Written by 
29 February 2012

Plant Care During Mild Utah Winters

Ground moisture becomes an issue for evergreen trees and shrubs and some perennials when the temperatures warm and very little snow falls.  As everyone has noticed our weather is very mild this winter.  It certainly contrasts with last winter’s snow and cold.

Evergreen trees and shrubs continue to trans-evaporate and suffer with lack of soil moisture.  Trees have surface roots that extend far beyond the extent of the canopy.   Those extensive roots in landscape trees are typically watered during the summer by lawn and garden irrigation.  In the winter, they don’t get that extra water. 

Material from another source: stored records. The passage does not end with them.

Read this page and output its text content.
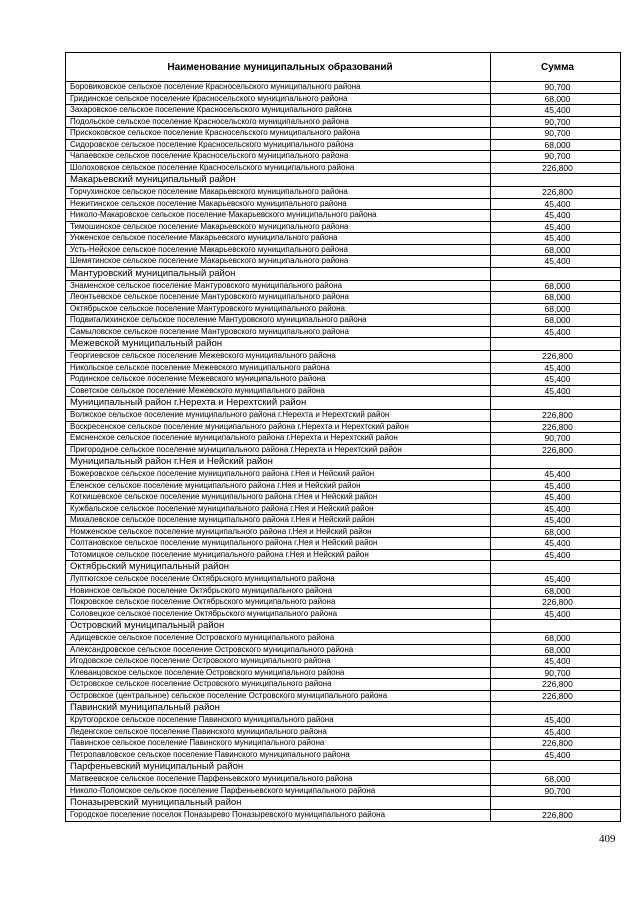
Наименование муниципальных образований	Сумма
Боровиковское сельское поселение Красносельского муниципального района	90,700
Гридинское сельское поселение Красносельского муниципального района	68,000
Захаровское сельское поселение Красносельского муниципального района	45,400
Подольское сельское поселение Красносельского муниципального района	90,700
Прискоковское сельское поселение Красносельского муниципального района	90,700
Сидоровское сельское поселение Красносельского муниципального района	68,000
Чапаевское сельское поселение Красносельского муниципального района	90,700
Шолоховское сельское поселение Красносельского муниципального района	226,800
Макарьевский муниципальный район	
Горчухинское сельское поселение Макарьевского муниципального района	226,800
Нежитинское сельское поселение Макарьевского муниципального района	45,400
Николо-Макаровское сельское поселение Макарьевского муниципального района	45,400
Тимошинское сельское поселение Макарьевского муниципального района	45,400
Унженское сельское поселение Макарьевского муниципального района	45,400
Усть-Нейское сельское поселение Макарьевского муниципального района	68,000
Шемятинское сельское поселение Макарьевского муниципального района	45,400
Мантуровский муниципальный район	
Знаменское сельское поселение Мантуровского муниципального района	68,000
Леонтьевское сельское поселение Мантуровского муниципального района	68,000
Октябрьское сельское поселение Мантуровского муниципального района	68,000
Подвигалихинское сельское поселение Мантуровского муниципального района	68,000
Самыловское сельское поселение Мантуровского муниципального района	45,400
Межевской муниципальный район	
Георгиевское сельское поселение Межевского муниципального района	226,800
Никольское сельское поселение Межевского муниципального района	45,400
Родинское сельское поселение Межевского муниципального района	45,400
Советское сельское поселение Межевского муниципального района	45,400
Муниципальный район г.Нерехта и Нерехтский район	
Волжское сельское поселение муниципального района г.Нерехта и Нерехтский район	226,800
Воскресенское сельское поселение муниципального района г.Нерехта и Нерехтский район	226,800
Емсненское сельское поселение муниципального района г.Нерехта и Нерехтский район	90,700
Пригородное сельское поселение муниципального района г.Нерехта и Нерехтский район	226,800
Муниципальный район г.Нея и Нейский район	
Вожеровское сельское поселение муниципального района г.Нея и Нейский район	45,400
Еленское сельское поселение муниципального района г.Нея и Нейский район	45,400
Коткишевское сельское поселение муниципального района г.Нея и Нейский район	45,400
Кужбальское сельское поселение муниципального района г.Нея и Нейский район	45,400
Михалевское сельское поселение муниципального района г.Нея и Нейский район	45,400
Номженское сельское поселение муниципального района г.Нея и Нейский район	68,000
Солтановское сельское поселение муниципального района г.Нея и Нейский район	45,400
Тотомицкое сельское поселение муниципального района г.Нея и Нейский район	45,400
Октябрьский муниципальный район	
Луптюгское сельское поселение Октябрьского муниципального района	45,400
Новинское сельское поселение Октябрьского муниципального района	68,000
Покровское сельское поселение Октябрьского муниципального района	226,800
Соловецкое сельское поселение Октябрьского муниципального района	45,400
Островский муниципальный район	
Адищевское сельское поселение Островского муниципального района	68,000
Александровское сельское поселение Островского муниципального района	68,000
Игодовское сельское поселение Островского муниципального района	45,400
Клеванцовское сельское поселение Островского муниципального района	90,700
Островское сельское поселение Островского муниципального района	226,800
Островское (центральное) сельское поселение Островского муниципального района	226,800
Павинский муниципальный район	
Крутогорское сельское поселение Павинского муниципального района	45,400
Леденгское сельское поселение Павинского муниципального района	45,400
Павинское сельское поселение Павинского муниципального района	226,800
Петропавловское сельское поселение Павинского муниципального района	45,400
Парфеньевский муниципальный район	
Матвеевское сельское поселение Парфеньевского муниципального района	68,000
Николо-Поломское сельское поселение Парфеньевского муниципального района	90,700
Поназыревский муниципальный район	
Городское поселение поселок Поназырево Поназыревского муниципального района	226,800
409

Evergreens need a good soaking once in a while to saturate the ground during mild winters particularly trees planted less than 2 years ago.  On warm days with no moisture in the forecast, I use a soaker hose and lay out the coils around the tree and let it soak for a couple hours.  I also frequently fill the basin around young evergreens I recently planted.  It has been so mild, I have not stored my garden hose in the garage but keep it drained and ready to connect to the faucet outside.

Fall planted perennials are the most at risk of suffering from mild winters because they haven’t had time to grow a deep root system.  A good thick layer of mulch such as leaves in the fall help perennials get through mild winters.  Care should be taken however to not smother certain low water plants that don’t do well with moisture on their stems in winter such as hummingbird mints (Agastache), certain sages (Artemisia and Salvia), and penstemons.  In these cases use a rock mulch around the base without covering the stems.  They will be much happier.